To examine the association of cord-blood leptin, adiponectin and birthweight with childhood and adolescent fat, Simpson and her colleagues measured blood taken from the umbilical cord at birth in 5,011 mothers and children who were part of an existing study in the United Kingdom.
Higher levels of cord-blood leptin and adiponectin at birth were associated with greater fat in the child at ages 9 and 17, and these effects remained even after pregnancy and lifestyle influences such as the mother's weight in pregnancy were accounted for. Greater birthweight also corresponded to the child's increased fat mass at ages 9 and 17.
The researchers found that cord-blood leptin was positively associated with fat mass, waist circumference and body mass index at age 9, but that the effect was diminished when they adjusted for pregnancy characteristics.

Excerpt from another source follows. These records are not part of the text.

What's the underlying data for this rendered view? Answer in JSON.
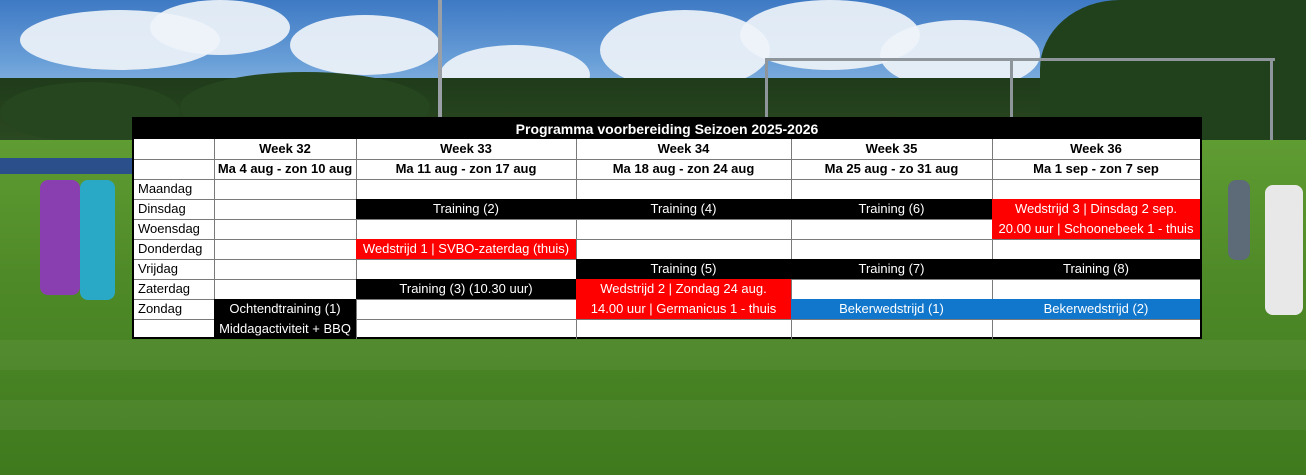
{
  "title": "Programma voorbereiding Seizoen 2025-2026",
  "weeks": [
    {
      "label": "Week 32",
      "range": "Ma 4 aug - zon 10 aug"
    },
    {
      "label": "Week 33",
      "range": "Ma 11 aug - zon 17 aug"
    },
    {
      "label": "Week 34",
      "range": "Ma 18 aug - zon 24 aug"
    },
    {
      "label": "Week 35",
      "range": "Ma 25 aug - zo 31 aug"
    },
    {
      "label": "Week 36",
      "range": "Ma 1 sep - zon 7 sep"
    }
  ],
  "days": [
    "Maandag",
    "Dinsdag",
    "Woensdag",
    "Donderdag",
    "Vrijdag",
    "Zaterdag",
    "Zondag"
  ],
  "events": {
    "w33_di": "Training (2)",
    "w34_di": "Training (4)",
    "w35_di": "Training (6)",
    "w36_di": "Wedstrijd 3 | Dinsdag 2 sep.",
    "w36_wo": "20.00 uur | Schoonebeek 1 - thuis",
    "w33_do": "Wedstrijd 1 | SVBO-zaterdag (thuis)",
    "w34_vr": "Training (5)",
    "w35_vr": "Training (7)",
    "w36_vr": "Training (8)",
    "w33_za": "Training (3) (10.30 uur)",
    "w34_za": "Wedstrijd 2 | Zondag 24 aug.",
    "w32_zo": "Ochtendtraining (1)",
    "w32_zo2": "Middagactiviteit + BBQ",
    "w34_zo": "14.00 uur | Germanicus 1 - thuis",
    "w35_zo": "Bekerwedstrijd (1)",
    "w36_zo": "Bekerwedstrijd (2)"
  },
  "colors": {
    "training": "#000000",
    "match": "#ff0000",
    "cup": "#1177cc"
  }
}
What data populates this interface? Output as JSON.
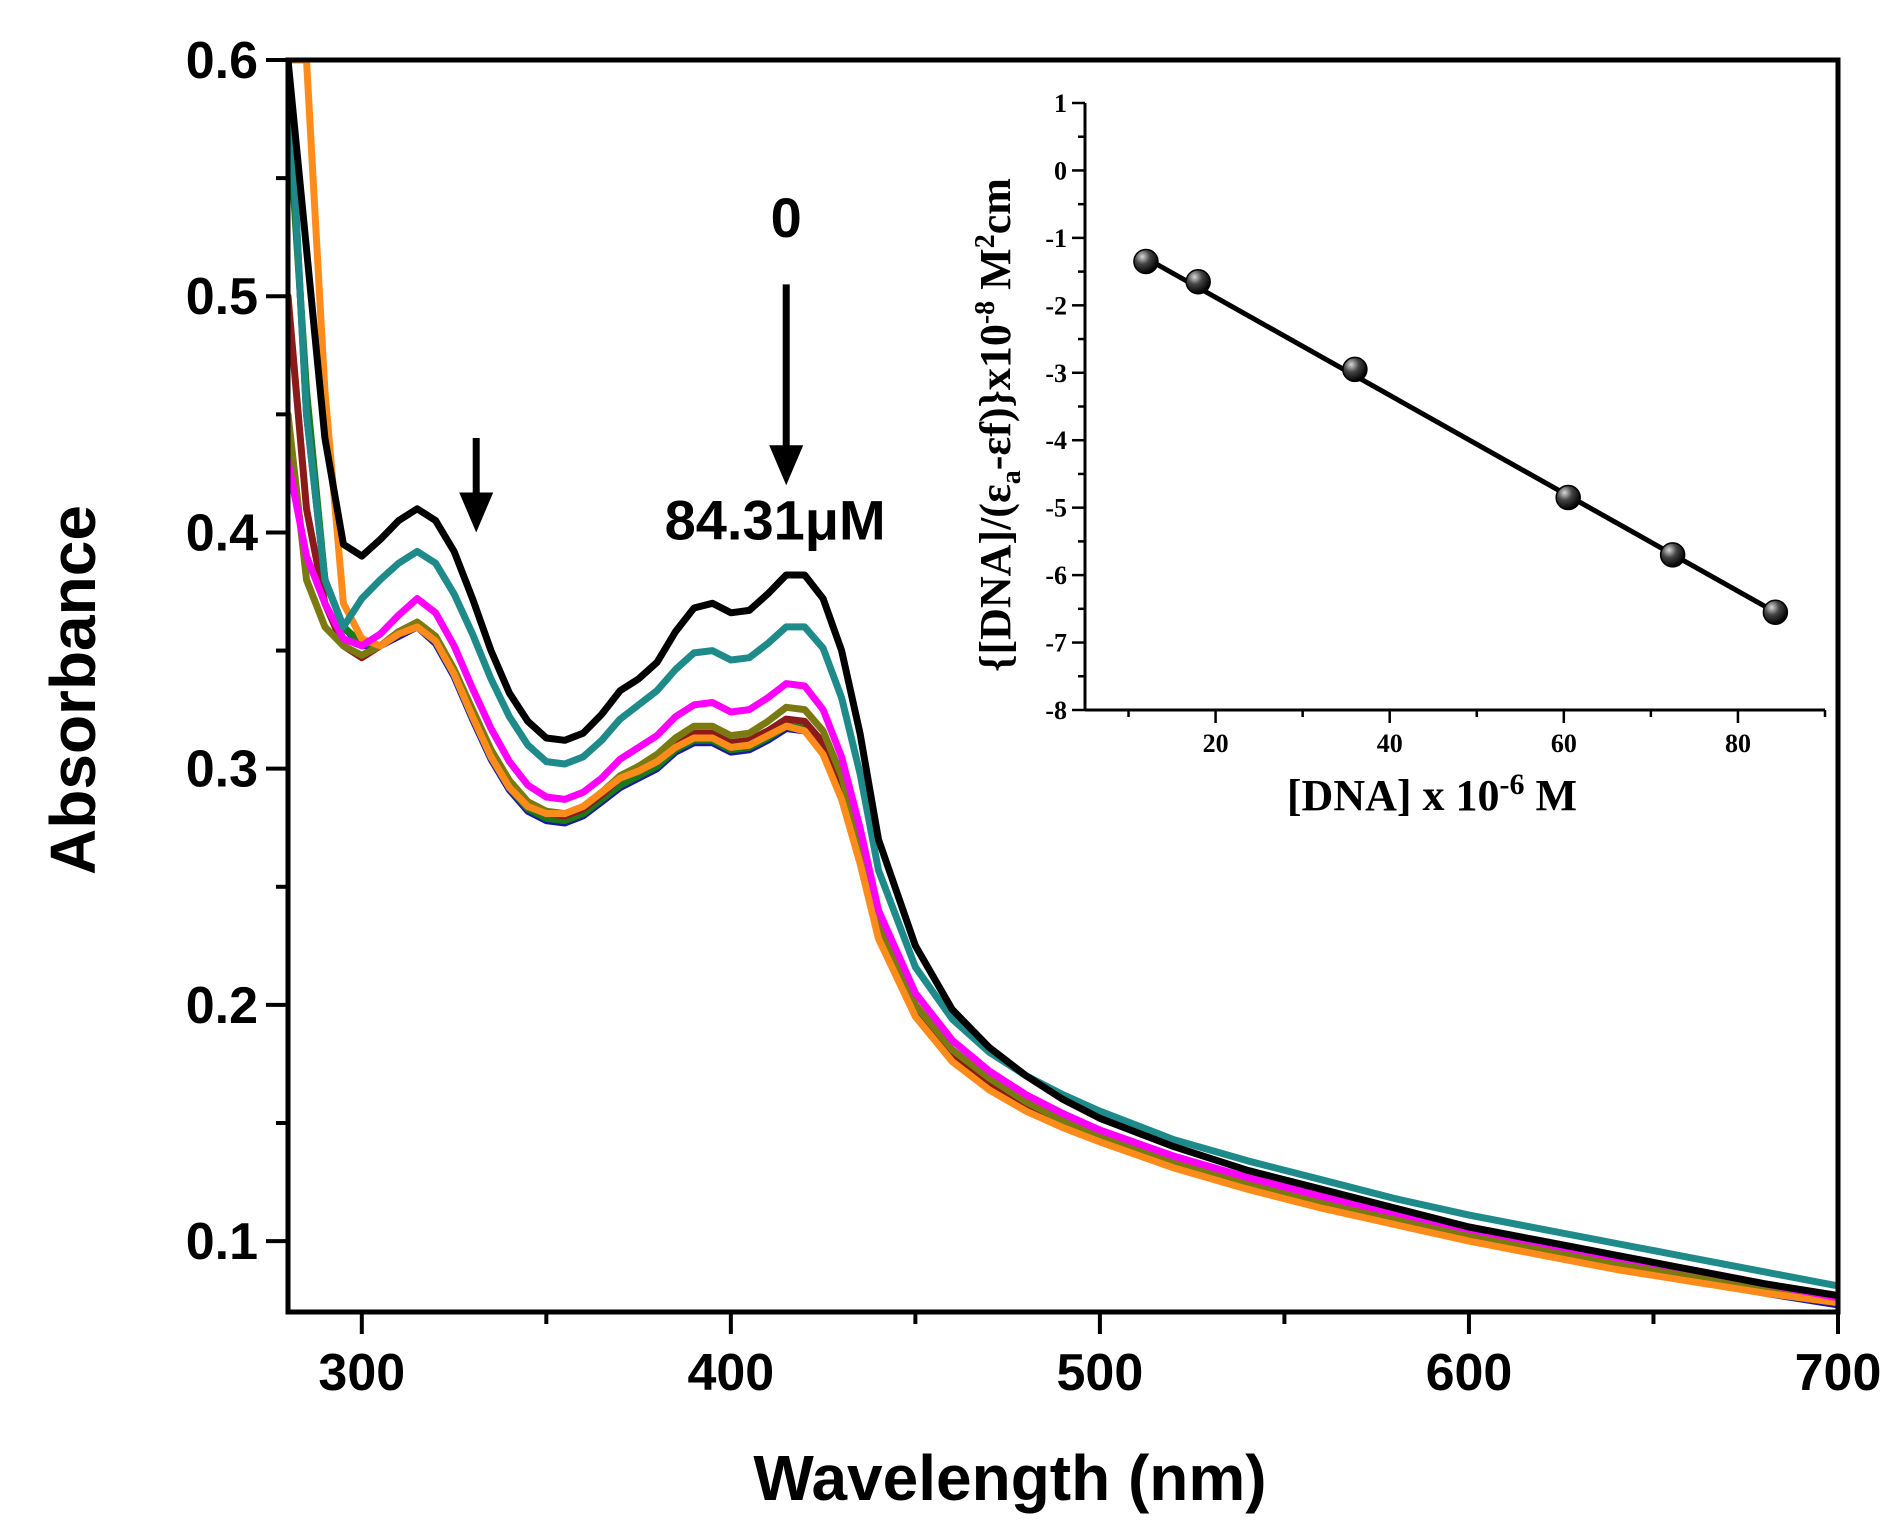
{
  "chart_data": [
    {
      "type": "line",
      "title": "",
      "xlabel": "Wavelength (nm)",
      "ylabel": "Absorbance",
      "xlim": [
        280,
        700
      ],
      "ylim": [
        0.07,
        0.6
      ],
      "xticks": [
        "300",
        "400",
        "500",
        "600",
        "700"
      ],
      "yticks": [
        "0.1",
        "0.2",
        "0.3",
        "0.4",
        "0.5",
        "0.6"
      ],
      "grid": false,
      "x": [
        280,
        285,
        290,
        295,
        300,
        305,
        310,
        315,
        320,
        325,
        330,
        335,
        340,
        345,
        350,
        355,
        360,
        365,
        370,
        375,
        380,
        385,
        390,
        395,
        400,
        405,
        410,
        415,
        420,
        425,
        430,
        435,
        440,
        450,
        460,
        470,
        480,
        490,
        500,
        520,
        540,
        560,
        580,
        600,
        620,
        640,
        660,
        680,
        700
      ],
      "series": [
        {
          "name": "0 μM",
          "color": "#000000",
          "values": [
            0.6,
            0.52,
            0.44,
            0.395,
            0.39,
            0.397,
            0.405,
            0.41,
            0.405,
            0.392,
            0.372,
            0.35,
            0.332,
            0.32,
            0.313,
            0.312,
            0.315,
            0.323,
            0.333,
            0.338,
            0.345,
            0.358,
            0.368,
            0.37,
            0.366,
            0.367,
            0.374,
            0.382,
            0.382,
            0.372,
            0.35,
            0.315,
            0.27,
            0.225,
            0.198,
            0.182,
            0.17,
            0.16,
            0.152,
            0.14,
            0.13,
            0.122,
            0.114,
            0.106,
            0.1,
            0.094,
            0.088,
            0.082,
            0.077
          ]
        },
        {
          "name": "teal",
          "color": "#1f8a8a",
          "values": [
            0.6,
            0.45,
            0.38,
            0.36,
            0.372,
            0.38,
            0.387,
            0.392,
            0.387,
            0.374,
            0.357,
            0.338,
            0.322,
            0.31,
            0.303,
            0.302,
            0.305,
            0.312,
            0.321,
            0.327,
            0.333,
            0.342,
            0.349,
            0.35,
            0.346,
            0.347,
            0.353,
            0.36,
            0.36,
            0.351,
            0.33,
            0.298,
            0.257,
            0.216,
            0.194,
            0.18,
            0.17,
            0.162,
            0.155,
            0.143,
            0.134,
            0.126,
            0.118,
            0.111,
            0.105,
            0.099,
            0.093,
            0.087,
            0.081
          ]
        },
        {
          "name": "magenta",
          "color": "#ff00ff",
          "values": [
            0.43,
            0.39,
            0.37,
            0.355,
            0.352,
            0.357,
            0.365,
            0.372,
            0.366,
            0.352,
            0.334,
            0.317,
            0.303,
            0.293,
            0.288,
            0.287,
            0.29,
            0.296,
            0.304,
            0.309,
            0.314,
            0.322,
            0.327,
            0.328,
            0.324,
            0.325,
            0.33,
            0.336,
            0.335,
            0.325,
            0.305,
            0.275,
            0.24,
            0.205,
            0.185,
            0.172,
            0.162,
            0.154,
            0.147,
            0.136,
            0.127,
            0.119,
            0.112,
            0.105,
            0.099,
            0.093,
            0.088,
            0.082,
            0.076
          ]
        },
        {
          "name": "olive",
          "color": "#7a7a10",
          "values": [
            0.45,
            0.38,
            0.36,
            0.352,
            0.348,
            0.352,
            0.358,
            0.362,
            0.356,
            0.342,
            0.325,
            0.308,
            0.295,
            0.286,
            0.282,
            0.281,
            0.284,
            0.29,
            0.297,
            0.301,
            0.306,
            0.313,
            0.318,
            0.318,
            0.314,
            0.315,
            0.32,
            0.326,
            0.325,
            0.316,
            0.297,
            0.268,
            0.235,
            0.2,
            0.181,
            0.169,
            0.159,
            0.151,
            0.145,
            0.134,
            0.125,
            0.117,
            0.11,
            0.103,
            0.097,
            0.091,
            0.086,
            0.08,
            0.075
          ]
        },
        {
          "name": "green",
          "color": "#1a7a1a",
          "values": [
            0.58,
            0.46,
            0.38,
            0.36,
            0.353,
            0.352,
            0.357,
            0.36,
            0.354,
            0.34,
            0.322,
            0.305,
            0.292,
            0.283,
            0.279,
            0.278,
            0.281,
            0.287,
            0.293,
            0.297,
            0.301,
            0.308,
            0.312,
            0.312,
            0.308,
            0.309,
            0.313,
            0.318,
            0.317,
            0.308,
            0.29,
            0.262,
            0.23,
            0.197,
            0.178,
            0.166,
            0.157,
            0.15,
            0.144,
            0.133,
            0.124,
            0.116,
            0.109,
            0.102,
            0.096,
            0.09,
            0.085,
            0.079,
            0.074
          ]
        },
        {
          "name": "blue",
          "color": "#1a1aa0",
          "values": [
            0.6,
            0.45,
            0.38,
            0.36,
            0.352,
            0.352,
            0.356,
            0.36,
            0.353,
            0.339,
            0.321,
            0.304,
            0.291,
            0.282,
            0.278,
            0.277,
            0.28,
            0.286,
            0.292,
            0.296,
            0.3,
            0.307,
            0.311,
            0.311,
            0.307,
            0.308,
            0.312,
            0.317,
            0.316,
            0.307,
            0.289,
            0.261,
            0.229,
            0.196,
            0.177,
            0.165,
            0.156,
            0.149,
            0.143,
            0.132,
            0.123,
            0.115,
            0.108,
            0.101,
            0.095,
            0.089,
            0.084,
            0.078,
            0.073
          ]
        },
        {
          "name": "maroon",
          "color": "#8b1a1a",
          "values": [
            0.5,
            0.41,
            0.37,
            0.352,
            0.347,
            0.352,
            0.358,
            0.362,
            0.356,
            0.342,
            0.324,
            0.307,
            0.294,
            0.285,
            0.281,
            0.28,
            0.283,
            0.289,
            0.296,
            0.3,
            0.305,
            0.311,
            0.315,
            0.315,
            0.311,
            0.312,
            0.316,
            0.321,
            0.32,
            0.311,
            0.292,
            0.264,
            0.232,
            0.198,
            0.179,
            0.167,
            0.158,
            0.15,
            0.144,
            0.133,
            0.124,
            0.116,
            0.109,
            0.102,
            0.096,
            0.09,
            0.085,
            0.079,
            0.074
          ]
        },
        {
          "name": "84.31 μM",
          "color": "#ff8c1a",
          "values": [
            0.6,
            0.6,
            0.46,
            0.37,
            0.355,
            0.352,
            0.357,
            0.36,
            0.354,
            0.34,
            0.322,
            0.305,
            0.292,
            0.284,
            0.281,
            0.281,
            0.284,
            0.29,
            0.296,
            0.299,
            0.303,
            0.309,
            0.313,
            0.313,
            0.309,
            0.31,
            0.314,
            0.318,
            0.316,
            0.306,
            0.287,
            0.26,
            0.228,
            0.195,
            0.176,
            0.164,
            0.155,
            0.148,
            0.142,
            0.131,
            0.122,
            0.114,
            0.107,
            0.1,
            0.094,
            0.088,
            0.083,
            0.078,
            0.074
          ]
        }
      ],
      "annotations": [
        {
          "text": "0",
          "x": 415,
          "y": 0.525
        },
        {
          "text": "84.31μM",
          "x": 412,
          "y": 0.397
        },
        {
          "arrow": "down",
          "x": 415,
          "from": 0.505,
          "to": 0.42
        },
        {
          "arrow": "down",
          "x": 331,
          "from": 0.44,
          "to": 0.4
        }
      ]
    },
    {
      "type": "scatter",
      "subtype": "inset",
      "fit_line": true,
      "xlabel": "[DNA] x 10",
      "xlabel_sup": "-6",
      "xlabel_tail": " M",
      "ylabel_parts": [
        "{[DNA]/(ε",
        "a",
        "-εf)}x10",
        "-8",
        " M",
        "2",
        "cm"
      ],
      "xlim": [
        5,
        90
      ],
      "ylim": [
        -8,
        1
      ],
      "xticks": [
        "20",
        "40",
        "60",
        "80"
      ],
      "yticks": [
        "1",
        "0",
        "-1",
        "-2",
        "-3",
        "-4",
        "-5",
        "-6",
        "-7",
        "-8"
      ],
      "points": {
        "x": [
          12,
          18,
          36,
          60.5,
          72.5,
          84.3
        ],
        "y": [
          -1.35,
          -1.65,
          -2.95,
          -4.85,
          -5.7,
          -6.55
        ]
      },
      "fit": {
        "x": [
          12,
          84.3
        ],
        "y": [
          -1.3,
          -6.55
        ]
      }
    }
  ]
}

They found a similar but weaker pattern at age 17, when cord leptin was significantly associated with fat mass, waist circumference and body mass index, but these associations faded after they adjusted for maternal and pregnancy characteristics.
Cord-blood adiponectin was not associated with any measures at age 9, but at age 17, adiponectin was positively associated with fat mass and waist circumference. Also at age 17, the effect size after adjusting for maternal and pregnancy characteristics was strengthened.
"This work highlights the importance of optimizing maternal health before and during pregnancy to improve offspring health and limit the translation of greater adiposity onto future generations," Simpson advised.